Step 1. Observe obtained tube with the subinoculated slope agar culture. Try
to determine whether or not the culture is pure (1). Pure culture shows one
type of colonies.
Step 2. Try to determine whether or not the culture is pure (2). Prepare a Gram
stain smear of the culture. If the culture is pure, in Gram staining smears you
observe only one type of bacteria as well in appearance as in staining affinity.
Record your observations with labeled drawing.
Step 3. Fill in the table and draw a conclusion on purity of obtained culture.

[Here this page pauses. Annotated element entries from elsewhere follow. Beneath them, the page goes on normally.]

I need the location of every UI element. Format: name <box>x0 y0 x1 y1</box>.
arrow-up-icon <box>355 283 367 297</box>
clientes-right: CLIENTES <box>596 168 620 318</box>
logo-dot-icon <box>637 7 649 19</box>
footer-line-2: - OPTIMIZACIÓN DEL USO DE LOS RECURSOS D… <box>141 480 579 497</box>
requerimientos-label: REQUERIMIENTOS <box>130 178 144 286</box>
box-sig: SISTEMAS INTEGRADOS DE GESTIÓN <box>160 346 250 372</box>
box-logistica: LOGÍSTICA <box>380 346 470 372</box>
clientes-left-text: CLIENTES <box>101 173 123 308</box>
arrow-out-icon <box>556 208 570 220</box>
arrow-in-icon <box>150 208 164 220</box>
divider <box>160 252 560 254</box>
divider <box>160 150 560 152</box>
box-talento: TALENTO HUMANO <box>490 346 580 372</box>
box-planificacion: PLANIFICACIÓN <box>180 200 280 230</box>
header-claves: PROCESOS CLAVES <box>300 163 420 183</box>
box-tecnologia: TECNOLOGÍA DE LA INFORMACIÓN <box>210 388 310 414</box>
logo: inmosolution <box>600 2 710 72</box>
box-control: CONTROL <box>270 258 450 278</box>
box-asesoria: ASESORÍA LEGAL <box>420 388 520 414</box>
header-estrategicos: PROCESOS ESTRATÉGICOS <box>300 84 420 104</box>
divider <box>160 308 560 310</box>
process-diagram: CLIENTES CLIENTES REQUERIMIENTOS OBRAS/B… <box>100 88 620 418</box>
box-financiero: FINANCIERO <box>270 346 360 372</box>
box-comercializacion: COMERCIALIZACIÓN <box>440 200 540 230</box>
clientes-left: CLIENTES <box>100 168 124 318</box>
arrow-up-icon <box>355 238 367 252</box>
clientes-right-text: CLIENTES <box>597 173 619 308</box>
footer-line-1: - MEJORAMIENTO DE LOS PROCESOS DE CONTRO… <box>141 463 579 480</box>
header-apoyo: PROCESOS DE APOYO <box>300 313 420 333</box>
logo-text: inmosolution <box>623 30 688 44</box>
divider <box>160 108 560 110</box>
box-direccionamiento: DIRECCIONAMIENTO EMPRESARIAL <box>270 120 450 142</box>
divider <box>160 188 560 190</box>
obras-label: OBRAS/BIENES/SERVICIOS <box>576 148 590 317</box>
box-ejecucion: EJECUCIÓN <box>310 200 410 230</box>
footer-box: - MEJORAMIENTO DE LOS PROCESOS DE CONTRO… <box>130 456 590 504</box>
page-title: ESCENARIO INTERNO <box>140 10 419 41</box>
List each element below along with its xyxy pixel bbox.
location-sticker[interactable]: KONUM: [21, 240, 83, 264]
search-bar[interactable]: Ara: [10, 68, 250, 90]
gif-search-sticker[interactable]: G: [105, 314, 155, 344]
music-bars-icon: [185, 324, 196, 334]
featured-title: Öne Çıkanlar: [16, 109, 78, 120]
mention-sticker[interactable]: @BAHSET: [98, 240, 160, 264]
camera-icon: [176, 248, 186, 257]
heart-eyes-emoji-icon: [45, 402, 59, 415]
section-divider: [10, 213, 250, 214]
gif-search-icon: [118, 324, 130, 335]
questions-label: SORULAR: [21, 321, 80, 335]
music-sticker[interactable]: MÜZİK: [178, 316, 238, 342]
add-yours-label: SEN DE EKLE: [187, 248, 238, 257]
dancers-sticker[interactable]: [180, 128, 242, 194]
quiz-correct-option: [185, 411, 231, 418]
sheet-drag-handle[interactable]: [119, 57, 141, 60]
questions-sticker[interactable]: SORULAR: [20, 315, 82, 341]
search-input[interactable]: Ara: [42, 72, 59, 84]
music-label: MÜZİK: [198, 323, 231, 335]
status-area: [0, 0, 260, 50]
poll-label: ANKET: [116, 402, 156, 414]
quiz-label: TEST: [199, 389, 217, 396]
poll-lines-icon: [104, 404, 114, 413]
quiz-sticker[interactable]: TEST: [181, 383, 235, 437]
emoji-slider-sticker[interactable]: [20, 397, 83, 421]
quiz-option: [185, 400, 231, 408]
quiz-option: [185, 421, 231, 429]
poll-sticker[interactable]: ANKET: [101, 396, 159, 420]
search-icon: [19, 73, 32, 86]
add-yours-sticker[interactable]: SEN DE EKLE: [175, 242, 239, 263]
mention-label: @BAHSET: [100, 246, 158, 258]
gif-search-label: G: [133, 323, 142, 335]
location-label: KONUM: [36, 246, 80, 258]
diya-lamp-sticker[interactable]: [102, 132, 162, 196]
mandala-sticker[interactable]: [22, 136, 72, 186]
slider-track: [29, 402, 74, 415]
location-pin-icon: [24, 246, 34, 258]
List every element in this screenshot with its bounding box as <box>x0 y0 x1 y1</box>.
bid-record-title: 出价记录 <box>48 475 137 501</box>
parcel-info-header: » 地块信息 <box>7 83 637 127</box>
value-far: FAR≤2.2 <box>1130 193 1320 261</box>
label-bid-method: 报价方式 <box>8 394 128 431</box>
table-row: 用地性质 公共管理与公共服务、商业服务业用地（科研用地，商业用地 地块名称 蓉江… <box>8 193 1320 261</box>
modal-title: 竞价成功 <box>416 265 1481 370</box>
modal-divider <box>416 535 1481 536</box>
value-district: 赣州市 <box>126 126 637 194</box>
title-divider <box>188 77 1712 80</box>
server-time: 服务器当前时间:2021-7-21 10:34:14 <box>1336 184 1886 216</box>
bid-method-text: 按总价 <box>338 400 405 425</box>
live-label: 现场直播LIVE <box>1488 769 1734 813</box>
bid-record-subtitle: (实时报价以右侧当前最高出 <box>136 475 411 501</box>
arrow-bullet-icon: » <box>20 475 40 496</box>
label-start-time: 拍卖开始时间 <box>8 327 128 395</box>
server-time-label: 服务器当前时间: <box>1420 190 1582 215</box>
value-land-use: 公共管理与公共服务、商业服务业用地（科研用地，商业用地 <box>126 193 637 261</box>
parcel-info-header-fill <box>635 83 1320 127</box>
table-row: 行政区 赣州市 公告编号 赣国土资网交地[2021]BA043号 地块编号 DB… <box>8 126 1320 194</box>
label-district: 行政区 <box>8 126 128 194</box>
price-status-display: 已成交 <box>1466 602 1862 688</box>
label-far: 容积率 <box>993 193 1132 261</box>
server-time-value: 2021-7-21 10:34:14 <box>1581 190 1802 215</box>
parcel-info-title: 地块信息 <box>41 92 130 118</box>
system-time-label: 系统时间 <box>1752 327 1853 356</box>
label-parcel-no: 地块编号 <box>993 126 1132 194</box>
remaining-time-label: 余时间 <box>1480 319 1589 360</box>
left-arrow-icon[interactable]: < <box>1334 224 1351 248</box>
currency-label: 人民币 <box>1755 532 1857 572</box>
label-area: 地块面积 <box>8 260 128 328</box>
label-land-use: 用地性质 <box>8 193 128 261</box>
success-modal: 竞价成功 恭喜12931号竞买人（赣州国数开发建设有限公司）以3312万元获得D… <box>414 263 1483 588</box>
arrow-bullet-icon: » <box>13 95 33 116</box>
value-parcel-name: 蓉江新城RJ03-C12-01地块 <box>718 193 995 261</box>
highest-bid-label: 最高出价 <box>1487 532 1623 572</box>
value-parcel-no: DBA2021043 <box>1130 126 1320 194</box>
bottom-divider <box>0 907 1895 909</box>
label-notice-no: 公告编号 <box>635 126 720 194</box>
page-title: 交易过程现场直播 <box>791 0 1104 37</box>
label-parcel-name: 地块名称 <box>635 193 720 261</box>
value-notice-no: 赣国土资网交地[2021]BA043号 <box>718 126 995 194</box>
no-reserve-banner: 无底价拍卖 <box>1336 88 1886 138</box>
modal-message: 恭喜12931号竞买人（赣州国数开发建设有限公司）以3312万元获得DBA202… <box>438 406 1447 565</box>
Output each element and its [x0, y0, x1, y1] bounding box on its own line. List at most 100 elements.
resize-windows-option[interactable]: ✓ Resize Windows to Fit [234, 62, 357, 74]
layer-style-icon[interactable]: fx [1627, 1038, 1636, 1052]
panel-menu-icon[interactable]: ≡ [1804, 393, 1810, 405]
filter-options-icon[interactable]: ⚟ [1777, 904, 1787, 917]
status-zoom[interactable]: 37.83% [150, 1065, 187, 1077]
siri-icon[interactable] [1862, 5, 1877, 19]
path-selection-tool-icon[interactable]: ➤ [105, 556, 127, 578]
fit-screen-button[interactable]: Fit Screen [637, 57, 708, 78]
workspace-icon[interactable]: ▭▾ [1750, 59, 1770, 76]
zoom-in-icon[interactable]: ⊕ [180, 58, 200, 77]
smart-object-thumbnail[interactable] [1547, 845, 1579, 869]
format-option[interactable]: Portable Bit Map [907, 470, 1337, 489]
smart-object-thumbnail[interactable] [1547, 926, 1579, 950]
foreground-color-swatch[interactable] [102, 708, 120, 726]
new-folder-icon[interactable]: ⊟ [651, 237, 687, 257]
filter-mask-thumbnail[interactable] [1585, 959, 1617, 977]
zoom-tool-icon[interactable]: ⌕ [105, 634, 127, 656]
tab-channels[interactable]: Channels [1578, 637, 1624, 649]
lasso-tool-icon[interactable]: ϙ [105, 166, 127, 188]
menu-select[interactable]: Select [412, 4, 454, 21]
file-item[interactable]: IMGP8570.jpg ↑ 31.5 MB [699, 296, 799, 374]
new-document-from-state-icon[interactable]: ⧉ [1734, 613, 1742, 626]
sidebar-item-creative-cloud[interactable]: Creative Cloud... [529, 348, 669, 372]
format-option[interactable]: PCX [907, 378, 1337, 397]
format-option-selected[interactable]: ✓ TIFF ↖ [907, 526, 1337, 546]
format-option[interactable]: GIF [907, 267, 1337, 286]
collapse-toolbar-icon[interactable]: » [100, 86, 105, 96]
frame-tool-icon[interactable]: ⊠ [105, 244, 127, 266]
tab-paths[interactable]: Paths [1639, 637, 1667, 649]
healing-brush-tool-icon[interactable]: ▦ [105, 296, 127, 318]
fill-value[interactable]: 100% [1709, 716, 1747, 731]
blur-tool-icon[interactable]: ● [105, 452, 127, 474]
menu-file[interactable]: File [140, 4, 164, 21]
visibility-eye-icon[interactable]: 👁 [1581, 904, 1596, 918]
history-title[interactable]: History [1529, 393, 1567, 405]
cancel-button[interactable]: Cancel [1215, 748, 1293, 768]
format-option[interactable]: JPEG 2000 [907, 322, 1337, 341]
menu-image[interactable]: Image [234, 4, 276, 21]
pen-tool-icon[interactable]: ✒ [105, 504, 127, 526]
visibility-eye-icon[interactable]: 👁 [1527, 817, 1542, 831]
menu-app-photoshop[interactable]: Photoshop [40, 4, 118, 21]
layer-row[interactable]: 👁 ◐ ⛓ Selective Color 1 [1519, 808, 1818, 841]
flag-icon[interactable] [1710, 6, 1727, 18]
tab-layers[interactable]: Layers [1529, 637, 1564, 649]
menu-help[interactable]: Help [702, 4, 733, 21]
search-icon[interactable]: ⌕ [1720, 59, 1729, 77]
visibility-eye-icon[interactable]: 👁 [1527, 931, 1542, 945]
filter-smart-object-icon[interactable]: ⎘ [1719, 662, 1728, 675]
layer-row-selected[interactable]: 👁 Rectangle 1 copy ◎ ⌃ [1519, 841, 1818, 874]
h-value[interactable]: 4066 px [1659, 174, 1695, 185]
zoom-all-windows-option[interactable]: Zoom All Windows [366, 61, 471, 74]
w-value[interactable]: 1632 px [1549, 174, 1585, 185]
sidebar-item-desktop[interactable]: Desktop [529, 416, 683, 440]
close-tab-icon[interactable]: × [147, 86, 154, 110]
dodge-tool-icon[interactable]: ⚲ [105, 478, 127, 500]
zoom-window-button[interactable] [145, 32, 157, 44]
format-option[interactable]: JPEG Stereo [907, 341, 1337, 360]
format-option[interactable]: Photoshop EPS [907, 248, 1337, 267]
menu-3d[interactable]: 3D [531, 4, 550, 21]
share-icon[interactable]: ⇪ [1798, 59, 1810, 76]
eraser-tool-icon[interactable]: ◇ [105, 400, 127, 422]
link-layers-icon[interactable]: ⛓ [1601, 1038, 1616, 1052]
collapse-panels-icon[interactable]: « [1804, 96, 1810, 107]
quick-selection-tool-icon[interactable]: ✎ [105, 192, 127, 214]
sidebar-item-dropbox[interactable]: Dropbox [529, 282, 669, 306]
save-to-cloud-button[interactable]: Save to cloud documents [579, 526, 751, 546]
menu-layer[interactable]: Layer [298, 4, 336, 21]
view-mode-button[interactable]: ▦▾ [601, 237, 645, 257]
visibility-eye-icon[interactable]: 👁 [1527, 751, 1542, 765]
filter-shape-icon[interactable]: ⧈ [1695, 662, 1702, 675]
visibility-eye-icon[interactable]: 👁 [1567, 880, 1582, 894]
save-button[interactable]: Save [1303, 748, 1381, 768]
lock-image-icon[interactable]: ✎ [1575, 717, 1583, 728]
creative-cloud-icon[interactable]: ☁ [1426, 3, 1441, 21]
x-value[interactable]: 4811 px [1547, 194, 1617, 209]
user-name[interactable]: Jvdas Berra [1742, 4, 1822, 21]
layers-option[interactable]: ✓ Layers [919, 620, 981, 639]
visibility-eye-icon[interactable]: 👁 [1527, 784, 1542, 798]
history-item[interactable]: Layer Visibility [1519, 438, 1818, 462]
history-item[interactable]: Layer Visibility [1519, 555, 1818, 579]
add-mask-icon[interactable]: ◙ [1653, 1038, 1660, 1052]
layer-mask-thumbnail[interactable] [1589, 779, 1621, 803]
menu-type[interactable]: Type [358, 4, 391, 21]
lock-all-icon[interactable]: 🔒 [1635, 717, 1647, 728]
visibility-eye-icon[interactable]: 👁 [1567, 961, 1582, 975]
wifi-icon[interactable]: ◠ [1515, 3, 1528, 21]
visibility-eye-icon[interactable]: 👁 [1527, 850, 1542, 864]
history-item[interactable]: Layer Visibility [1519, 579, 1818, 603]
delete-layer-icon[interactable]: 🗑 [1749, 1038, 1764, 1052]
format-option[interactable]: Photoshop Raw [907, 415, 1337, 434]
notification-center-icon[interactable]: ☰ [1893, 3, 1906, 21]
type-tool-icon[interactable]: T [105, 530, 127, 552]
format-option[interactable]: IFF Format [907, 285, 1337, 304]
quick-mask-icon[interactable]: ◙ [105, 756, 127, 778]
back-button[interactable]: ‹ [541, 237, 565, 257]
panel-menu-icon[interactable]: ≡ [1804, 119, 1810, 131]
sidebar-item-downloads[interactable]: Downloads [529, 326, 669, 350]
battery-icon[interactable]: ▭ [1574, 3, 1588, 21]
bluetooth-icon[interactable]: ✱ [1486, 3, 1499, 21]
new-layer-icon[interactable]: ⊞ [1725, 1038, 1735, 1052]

Table. Properties of obtained culture
Colony properties
Homogeneity of
growth
Morphological
properties
Morphological
homogeneity
Staining properties
Uniformity of
staining properties
Conclusion on
culture purity:
PART 2.
Maint task 2. Perform the Oxidative fermentative (OF) test. Studying
biochemical properties of pure culture of aerobic bacteria: conclusion on
ability to ferment glucose under anaerobic conditions, as well to produce
gases: sub-inoculating culture in Hugh and Leifson medium. According to
obtained results you can choose a relevant API tets for identification of
multiple biochemical traits of the microorganism. To obtain reliable results a
culture IS TO BE PURE.
1. Place two tubes: one with a slant agar and culture, and one with Hugh
and Leifson media, the agar surface facing upward.
2. Flame the loop.
3. Remove the caps of both tubes with the little finger of your loop hand
and hold it there.
4. Flame the open end of the tubes by passing it through a flame two or
three times.
5. Holding the loop hand still, move the tube up the wire until the wire tip
is over the desired growth. Touch the loop to the growth and obtain
the smallest visible mass of bacteria.
6. Then, holding the loop hand still, remove the tube from the wire.
7. Place a loop directly into a tube with Hugh and Leifson media.
8. Carefully move the tube over the wire, stab the inoculum down to the
bottom of the deep in a clean, straight stroke.
9. Then, holding the loop hand still, remove the tube from the wire.
10. Flame the tube mouths as before. Keep your loop hand still.
11. Keeping the loop hand still (remember, it has growth on it), move the
tubes to replace the caps.
12. Sterilize the loop as before by incinerating it in the Bunsen burner
flame.
13. Label the tube with your name, date, group number and write the
nature of the inoculated material and organism.
14. Repeat stages 1-13 for second tube.
15. Incubate in the 37 °C incubator for 18-24 hrs.